Rates for the Salt Lake City-based student-loan agency jumped more than 1 percentage point to 6.40 percent in August. While the rate fell to 5.05 percent this month, it’s still 40 basis points more than the London interbank offered rate, a benchmark for short-term lending. Before August, the debt yielded about 5 basis points less than the benchmark. A basis point is 0.01 percentage point. The difference means $450,000 in extra interest each year on borrowings of $100 million.

There is little chance of failure in auctions of municipal bonds, according to Citigroup Inc. municipal strategist George Friedlander.

“In our opinion, there is no parallel risk on municipals,” though “the short-term muni market has suffered a bit of guilt by association that will take time to recede,” he wrote in an Oct. 5 report.
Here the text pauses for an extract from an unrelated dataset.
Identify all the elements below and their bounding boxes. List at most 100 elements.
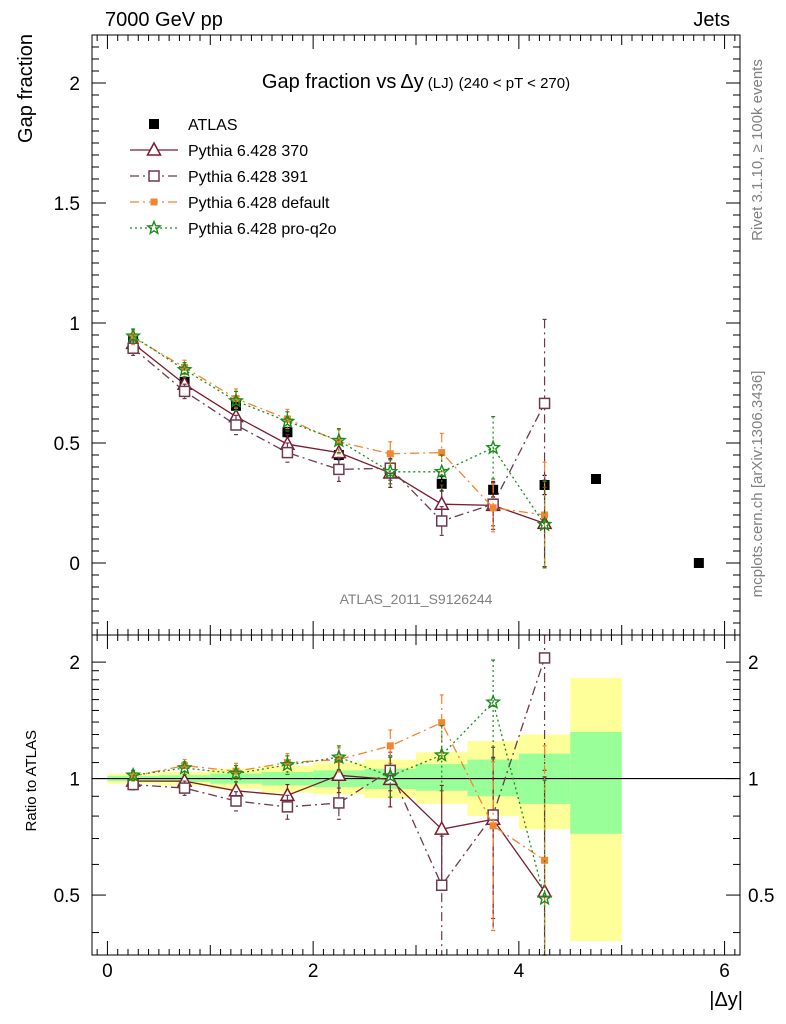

The New York-based bank was the biggest underwriter of auction securities last year, according to Thomson Financial.

Can’t Sell

Investors such as corporate cash managers buy auction securities as an alternative to money market mutual funds and Treasury bills. One-month taxable auction securities yielded an average 5.27 percent on Nov. 14, according to the trade group index, compared with 3.87 percent for four-week Treasury bills.

A poll of corporate cash managers in May showed that one- third invested in auction-rate securities, according to a report prepared by Citigroup Inc. for the Association for Finance Professionals, whose 16,000 members are mostly corporate treasurers and finance officers.
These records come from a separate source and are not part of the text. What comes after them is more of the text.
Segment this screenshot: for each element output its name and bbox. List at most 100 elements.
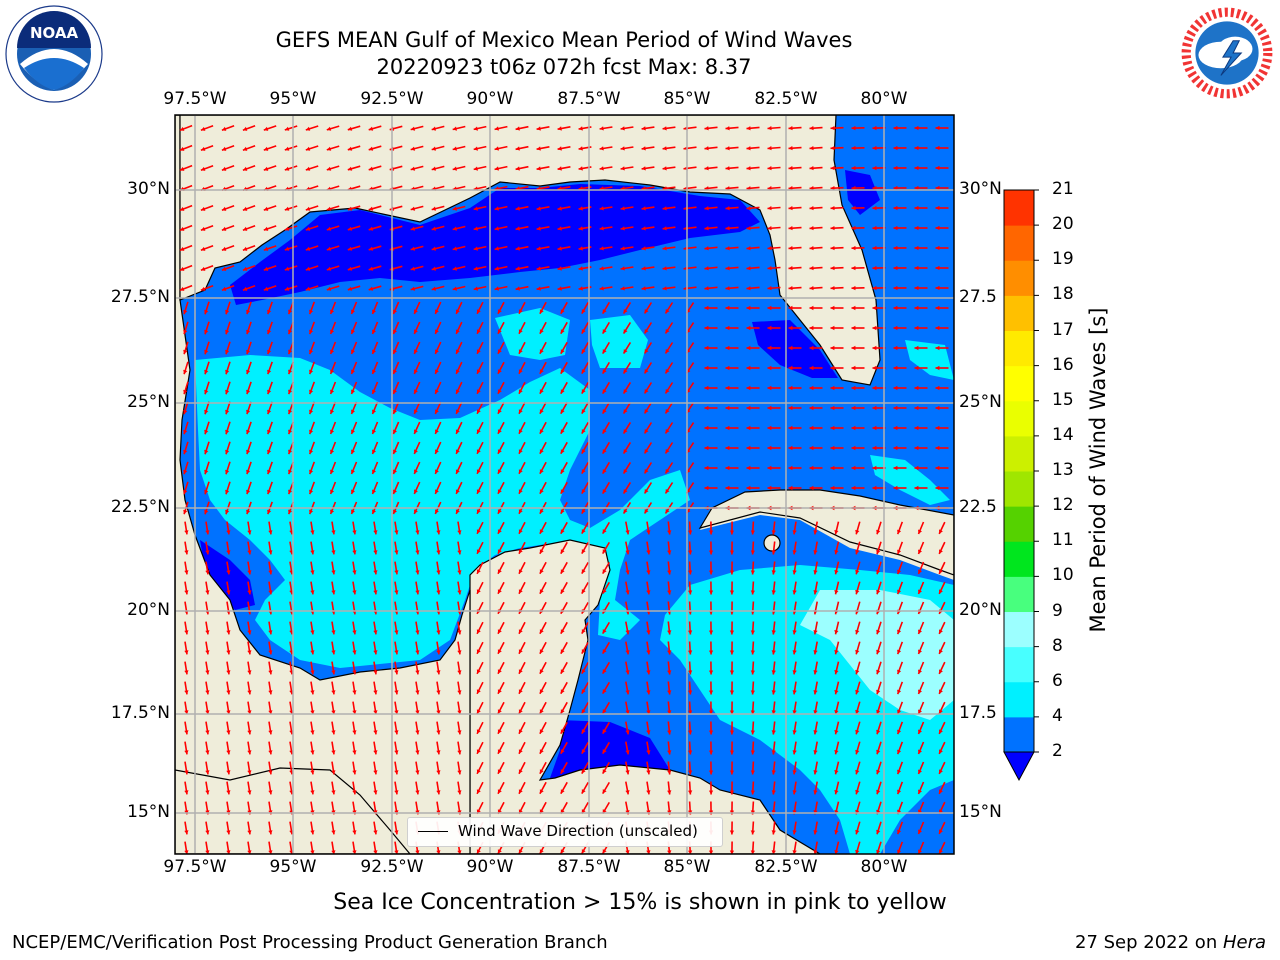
colorbar-tick: 8 (1052, 635, 1063, 656)
wave-direction-arrowhead (246, 369, 251, 375)
wave-direction-arrowhead (557, 226, 562, 231)
wave-direction-arrowhead (897, 749, 902, 755)
wave-direction-arrowhead (688, 750, 693, 755)
wave-direction-arrowhead (708, 750, 714, 755)
wave-direction-arrowhead (620, 166, 625, 171)
wave-direction-arrowhead (581, 369, 586, 374)
wave-direction-arrowhead (436, 710, 441, 715)
wave-direction-arrowhead (476, 409, 481, 414)
colorbar-segment (1004, 260, 1034, 296)
wave-direction-arrowhead (750, 670, 755, 675)
wave-direction-arrowhead (226, 790, 231, 795)
wave-direction-arrowhead (897, 729, 902, 735)
wave-direction-arrowhead (599, 166, 604, 171)
wave-direction-arrowhead (310, 770, 315, 775)
wave-direction-arrowhead (876, 749, 881, 755)
wave-direction-arrowhead (518, 769, 523, 774)
wave-direction-arrowhead (897, 629, 902, 635)
wave-direction-arrowhead (641, 126, 646, 131)
wave-direction-arrowhead (918, 549, 922, 554)
wave-direction-arrowhead (309, 509, 314, 515)
wave-direction-arrowhead (309, 389, 314, 395)
wave-direction-arrowhead (935, 405, 940, 411)
wave-direction-arrowhead (415, 750, 420, 755)
wave-direction-arrowhead (497, 749, 502, 754)
wave-direction-arrowhead (242, 286, 248, 291)
wave-direction-arrowhead (394, 770, 399, 775)
wave-direction-arrowhead (457, 570, 462, 575)
wave-direction-arrowhead (813, 730, 818, 735)
wave-direction-arrowhead (226, 530, 231, 535)
wave-direction-arrowhead (393, 409, 397, 414)
wave-direction-arrowhead (788, 325, 793, 331)
wave-direction-arrowhead (667, 670, 672, 675)
wave-direction-arrowhead (851, 225, 856, 231)
wave-direction-arrowhead (455, 509, 460, 514)
wave-direction-arrowhead (476, 709, 481, 714)
wave-direction-arrowhead (813, 670, 818, 675)
wave-direction-arrowhead (813, 630, 818, 635)
wave-direction-arrowhead (415, 590, 420, 595)
wave-direction-arrowhead (497, 549, 502, 554)
wave-direction-arrowhead (246, 509, 251, 515)
wave-direction-arrowhead (872, 185, 877, 191)
wave-direction-arrowhead (436, 570, 441, 575)
colorbar-segment (1004, 541, 1034, 577)
wave-direction-arrowhead (247, 550, 252, 555)
wave-direction-arrowhead (247, 650, 252, 655)
wave-direction-arrowhead (581, 489, 586, 494)
wave-direction-arrowhead (665, 509, 670, 514)
wave-direction-arrowhead (830, 166, 835, 171)
wave-direction-arrowhead (518, 689, 523, 694)
wave-direction-arrowhead (851, 365, 856, 371)
wave-direction-arrowhead (473, 146, 478, 151)
wave-direction-arrowhead (205, 650, 210, 655)
wave-direction-arrowhead (305, 146, 311, 151)
wave-direction-arrowhead (226, 850, 231, 854)
colorbar-segment (1004, 611, 1034, 648)
wave-direction-arrowhead (497, 409, 502, 414)
wave-direction-arrowhead (935, 325, 940, 331)
wave-direction-arrowhead (641, 166, 646, 171)
wave-direction-arrowhead (688, 590, 693, 595)
wave-direction-arrowhead (305, 206, 311, 211)
wave-direction-arrowhead (704, 206, 709, 211)
wave-direction-arrowhead (539, 429, 544, 434)
wave-direction-arrowhead (813, 850, 818, 854)
wave-direction-arrowhead (515, 166, 520, 171)
wave-direction-arrowhead (352, 530, 357, 535)
wave-direction-arrowhead (242, 246, 248, 251)
wave-direction-arrowhead (914, 285, 919, 291)
colorbar-tick: 14 (1052, 424, 1074, 445)
wave-direction-arrowhead (221, 126, 227, 131)
wave-direction-arrowhead (494, 246, 499, 251)
wave-direction-arrowhead (620, 226, 625, 231)
wave-direction-arrowhead (729, 530, 735, 535)
wave-direction-arrowhead (204, 389, 209, 395)
wave-direction-arrowhead (893, 145, 898, 151)
wave-direction-arrowhead (267, 309, 272, 315)
wave-direction-arrowhead (578, 226, 583, 231)
lat-tick-right: 22.5 (959, 497, 997, 517)
wave-direction-arrowhead (746, 345, 751, 351)
wave-direction-arrowhead (872, 345, 877, 351)
wave-direction-arrowhead (205, 690, 210, 695)
wave-direction-arrowhead (393, 469, 397, 474)
wave-direction-arrowhead (667, 590, 672, 595)
wave-direction-arrowhead (373, 570, 378, 575)
wave-direction-arrowhead (872, 385, 877, 391)
wave-direction-arrowhead (393, 349, 397, 354)
wave-direction-arrowhead (830, 405, 835, 411)
wave-direction-arrowhead (435, 489, 439, 494)
wave-direction-arrowhead (667, 790, 672, 795)
wave-direction-arrowhead (646, 530, 651, 535)
wave-direction-arrowhead (414, 489, 418, 494)
wave-direction-arrowhead (205, 630, 210, 635)
wave-direction-arrowhead (788, 405, 793, 411)
wave-direction-arrowhead (855, 729, 860, 735)
wave-direction-arrowhead (457, 530, 462, 535)
wave-direction-arrowhead (767, 226, 772, 231)
wave-direction-arrowhead (708, 790, 714, 795)
wave-direction-arrowhead (665, 369, 670, 374)
wave-direction-arrowhead (305, 246, 311, 251)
Holders such as Qwest, the Denver-based local phone carrier in 14 western U.S. states, and Santa Clara, California-based Synaptics, a maker of touch-screen devices for cell phones, have been unable to unload securities because of auction failures, according to SEC filings.

Apex Silver Mines Ltd., a mining company based in Denver, took a loss of more than $20 million in the third quarter to write down the value of $71 million of failed auction securities, according to the company’s quarterly SEC filing.

Disclosing Risk

MetroPCS Communications Inc., a Dallas-based mobile phone company, filed a lawsuit over the failures, alleging in Texas state court that New York-based Merrill Lynch & Co. failed to disclose the risks and ignored the company’s instructions to invest in securities that can be readily sold.
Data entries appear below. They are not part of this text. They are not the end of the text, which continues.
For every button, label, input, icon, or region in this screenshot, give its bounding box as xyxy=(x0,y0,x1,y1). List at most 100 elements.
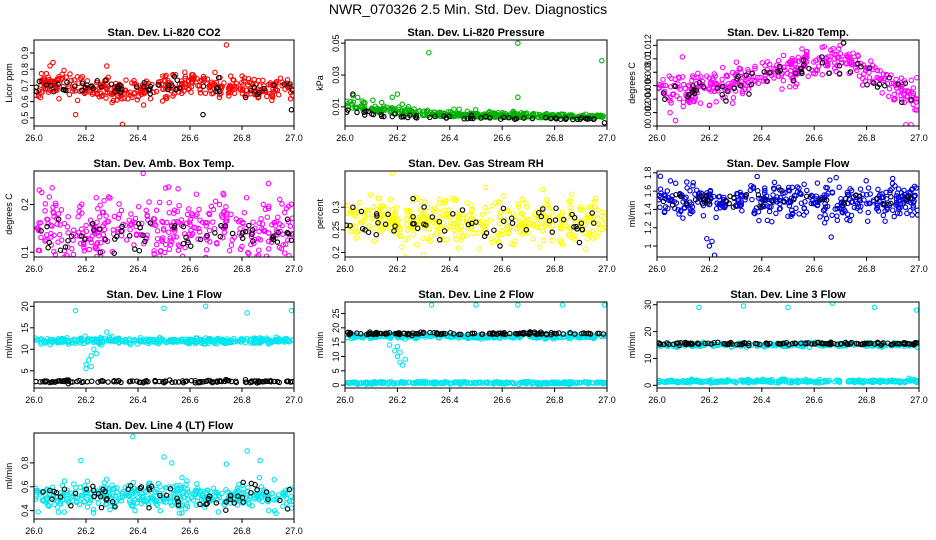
data-point xyxy=(81,245,87,251)
x-tick-label: 27.0 xyxy=(598,395,616,405)
data-point xyxy=(43,338,49,345)
data-point xyxy=(746,91,752,97)
x-tick-label: 26.0 xyxy=(648,264,666,274)
data-point xyxy=(100,223,106,229)
data-point xyxy=(166,246,173,253)
data-point xyxy=(140,102,147,108)
data-point xyxy=(168,258,172,262)
data-point xyxy=(762,197,769,204)
data-point xyxy=(823,62,829,69)
data-point xyxy=(399,380,406,386)
data-point xyxy=(103,213,109,219)
data-point xyxy=(669,91,676,98)
data-point xyxy=(866,74,873,81)
data-point xyxy=(183,220,190,227)
data-point xyxy=(458,331,464,338)
data-point xyxy=(762,72,768,78)
data-point xyxy=(275,282,279,286)
data-point xyxy=(350,99,357,105)
data-point xyxy=(399,107,405,113)
data-point xyxy=(568,191,575,197)
data-point xyxy=(376,330,383,337)
data-point xyxy=(785,187,792,193)
data-point xyxy=(808,67,815,73)
data-point xyxy=(836,63,843,69)
points-group xyxy=(34,433,294,517)
data-point xyxy=(560,379,566,386)
data-point xyxy=(86,246,93,253)
data-point xyxy=(104,63,110,69)
data-point xyxy=(908,121,914,126)
data-point xyxy=(768,203,774,210)
x-tick-label: 26.4 xyxy=(753,264,771,274)
data-point xyxy=(670,378,676,385)
data-point xyxy=(456,331,462,338)
data-point xyxy=(34,378,39,385)
data-point xyxy=(271,220,277,226)
data-point xyxy=(117,82,123,88)
data-point xyxy=(889,207,896,213)
data-point xyxy=(105,74,112,81)
data-point xyxy=(591,203,598,210)
data-point xyxy=(572,233,578,239)
data-point xyxy=(174,208,181,215)
data-point xyxy=(417,380,423,386)
x-tick-label: 27.0 xyxy=(598,133,616,143)
data-point xyxy=(258,216,264,222)
data-point xyxy=(46,239,53,246)
data-point xyxy=(714,85,721,91)
data-point xyxy=(660,198,667,205)
data-point xyxy=(345,379,351,386)
data-point xyxy=(174,218,180,225)
data-point xyxy=(81,248,88,254)
data-point xyxy=(487,330,493,337)
y-tick-label: 0.7 xyxy=(20,79,30,92)
data-point xyxy=(373,329,380,336)
y-tick-label: 15 xyxy=(331,337,341,347)
data-point xyxy=(239,243,245,250)
data-point xyxy=(71,77,77,83)
data-point xyxy=(819,71,826,78)
data-point xyxy=(888,194,894,200)
data-point xyxy=(188,227,194,234)
data-point xyxy=(394,230,400,237)
data-point xyxy=(420,235,426,241)
data-point xyxy=(64,337,71,344)
data-point xyxy=(785,213,791,220)
data-point xyxy=(78,337,84,343)
data-point xyxy=(206,336,212,343)
data-point xyxy=(54,504,61,510)
data-point xyxy=(492,110,498,117)
data-point xyxy=(906,341,913,347)
data-point xyxy=(190,71,196,78)
data-point xyxy=(802,199,808,205)
data-point xyxy=(68,233,75,239)
data-point xyxy=(737,82,744,89)
data-point xyxy=(36,88,42,94)
data-point xyxy=(43,70,50,77)
data-point xyxy=(777,63,783,70)
data-point xyxy=(598,114,605,120)
data-point xyxy=(776,341,783,347)
data-point xyxy=(35,93,42,99)
data-point xyxy=(200,83,207,89)
data-point xyxy=(90,337,96,344)
data-point xyxy=(56,231,63,238)
data-point xyxy=(158,81,165,87)
data-point xyxy=(517,229,523,235)
data-point xyxy=(266,230,272,236)
data-point xyxy=(775,57,782,64)
data-point xyxy=(848,212,855,219)
data-point xyxy=(710,193,717,200)
data-point xyxy=(42,208,48,214)
data-point xyxy=(81,340,87,347)
data-point xyxy=(160,219,166,226)
data-point xyxy=(657,82,664,89)
data-point xyxy=(436,209,443,216)
data-point xyxy=(848,62,855,68)
data-point xyxy=(780,190,786,196)
data-point xyxy=(356,209,362,215)
data-point xyxy=(559,241,566,248)
data-point xyxy=(72,337,78,344)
Terez Hanhan, a spokeswoman at Merrill, declined to comment about auction-rate deals run by the brokerage.

The Municipal Securities Rulemaking Board, the self-regulatory group that polices the municipal bond market, is studying disclosure of interest rates on auction securities when they trade, according to Frank Chin, chairman of the rulemaking body. Providing additional information “will be the subject of additional dialog with the SEC,” said Chin, who is also director of public finance at Citigroup, the biggest U.S. bank.

Auction-Rate Indexes

Indexes of auction-rate securities, created by bankers at the time of the SEC settlement, are no substitute for information about specific issues, said Saber’s Fichera. They are based on two days of auction results from the previous week and can be at odds with information available to bankers.

Investors would have more confidence if they had more information, said Lance Pan, director of research at Capital Advisors Group, which oversees $7.5 billion of cash in Newton, Massachusetts.

Bondholders want to know the range of bids on auction securities and whether dealers are stepping in, Pan said. Investors also need to know the ratio of bids to securities available.

“Bankers are pretty hush-hush about auction results,” Pan said. “We just can’t get the information we need to evaluate the risks.”